同病院移転問題や人工島事業について、「白紙に戻して見直す」と訴え当選した吉田宏市長だが、見直しと称して実施した「検証・検討」がはじめに人工島ありきの作業であったことはすでに明らかになっている。象徴的な事例が、昨年7月に報じたこども病院現地建て替え工事費の大幅水増しであろう。この問題をめぐっては工事費水増しの根拠となる文書を捨てたとして公文書毀棄の疑いで地検に告発状が出されている。吉田市長は被告発人の1人でもあるのだ。
収支計画、事実上の破綻
さらに、新病院の計画案そのものにもけちがつき始めた。市は、新病院のベッド数を230~260床に増床するとしていたが、県に申請した「260床」はあっさり拒否される可能性が強くなっている。県医療審議会が出した答えは233床が妥当とするもので、市の収支計画そのものに疑問を呈した形となった。ベッド数削減以上に問題なのは、「こんなに患者は来ない」と専門家に市の計画を否定されたことだろう。

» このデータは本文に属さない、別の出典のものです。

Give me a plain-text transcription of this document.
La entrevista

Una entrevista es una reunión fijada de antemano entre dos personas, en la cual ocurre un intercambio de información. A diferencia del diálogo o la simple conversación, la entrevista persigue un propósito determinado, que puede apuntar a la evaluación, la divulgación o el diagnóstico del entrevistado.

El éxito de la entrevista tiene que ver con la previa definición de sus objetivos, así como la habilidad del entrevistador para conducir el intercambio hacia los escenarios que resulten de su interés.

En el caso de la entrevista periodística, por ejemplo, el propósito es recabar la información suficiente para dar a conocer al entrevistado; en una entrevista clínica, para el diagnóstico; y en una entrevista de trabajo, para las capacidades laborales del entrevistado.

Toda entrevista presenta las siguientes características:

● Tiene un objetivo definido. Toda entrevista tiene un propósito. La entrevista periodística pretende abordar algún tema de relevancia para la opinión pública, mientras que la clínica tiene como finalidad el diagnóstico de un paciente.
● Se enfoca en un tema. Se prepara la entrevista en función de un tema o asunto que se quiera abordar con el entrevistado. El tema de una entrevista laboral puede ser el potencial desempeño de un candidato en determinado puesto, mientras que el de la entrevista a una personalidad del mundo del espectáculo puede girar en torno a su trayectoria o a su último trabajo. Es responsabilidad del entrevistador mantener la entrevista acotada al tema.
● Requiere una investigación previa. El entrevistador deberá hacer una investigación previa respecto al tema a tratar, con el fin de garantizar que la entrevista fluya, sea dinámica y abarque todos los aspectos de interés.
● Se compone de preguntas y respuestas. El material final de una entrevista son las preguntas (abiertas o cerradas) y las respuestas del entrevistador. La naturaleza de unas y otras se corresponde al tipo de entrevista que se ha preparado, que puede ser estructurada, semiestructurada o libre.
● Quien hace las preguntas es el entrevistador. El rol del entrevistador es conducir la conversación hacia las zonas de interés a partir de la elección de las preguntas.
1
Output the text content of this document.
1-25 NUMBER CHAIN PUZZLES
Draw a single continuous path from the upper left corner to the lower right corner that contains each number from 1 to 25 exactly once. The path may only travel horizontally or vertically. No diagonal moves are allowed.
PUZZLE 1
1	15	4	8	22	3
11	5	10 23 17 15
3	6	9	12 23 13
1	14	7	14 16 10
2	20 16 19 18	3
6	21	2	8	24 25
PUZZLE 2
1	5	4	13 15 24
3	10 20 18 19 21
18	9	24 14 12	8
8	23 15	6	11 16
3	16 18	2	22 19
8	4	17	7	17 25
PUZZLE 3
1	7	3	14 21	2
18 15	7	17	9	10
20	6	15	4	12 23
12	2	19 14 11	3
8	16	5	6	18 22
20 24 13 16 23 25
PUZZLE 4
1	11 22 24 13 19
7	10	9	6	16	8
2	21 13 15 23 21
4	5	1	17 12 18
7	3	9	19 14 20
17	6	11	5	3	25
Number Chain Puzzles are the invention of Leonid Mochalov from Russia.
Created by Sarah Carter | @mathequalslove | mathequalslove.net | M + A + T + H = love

移転事業は起債に頼ることになっているが、起債の許可を出した総務省に提出した経営計画も、県に提出したものと同様の内容である。県医療審議会が申請ベッド数を削減した大きな理由が、来院患者数の見通しに根拠が乏しいとしたことで、市側は経営の基礎となる収支計画そのものを見直す必要に迫られる。当然、総務省に提出した起債許可の申請内容についても、手直しもしくは説明をしなければならない。申請ベッド数の削減という答えは、市側の経営計画そのものを否定したといっても過言ではないのだ。
都市高延伸はいつ?
データマックスは、こども病院人工島移転反対の理由として、救急搬送時の時間的問題をあげてきた。特に早産の場合、「30分が人生を決める」とまで言われることを考えれば、人工島にこども病院を移転させるということは、幼い命の軽視でしかない。交通アクセスの悪さは致命傷なのだ。吉田市長は、「交通アクセス整備のため都市高速を延伸する」と言い切ったはずだが、その都市高延伸も作業が進んでいないことが明らかとなった。これまた肝心の福岡県にやる気が見えないのである。新病院ができても都市高速延伸が何年も後になるようなら、重大な問題が生じることは分かりきっている。市OBや県の関係者からは、「タイムログ」の問題を指摘する声は少なくない。こども病院のためだけという理由では、高速道路の延伸を認めるわけにはいかないという県や国の基本姿勢を知らなかった市長に、重いツケが回ってきたということだ。
新たな問題は!?
こども病院人工島移転は議会の承認も終わり、人工島内の土地も購入、PFI事業者選定に向けての作業に入っている。しかし、計画には次々と綻びが見えはじめた。このうえさらなる疑惑が持ち上がれば吉田市政はますます追い込まれることになるだろうが、表面化していない事実はまだまだ残されている。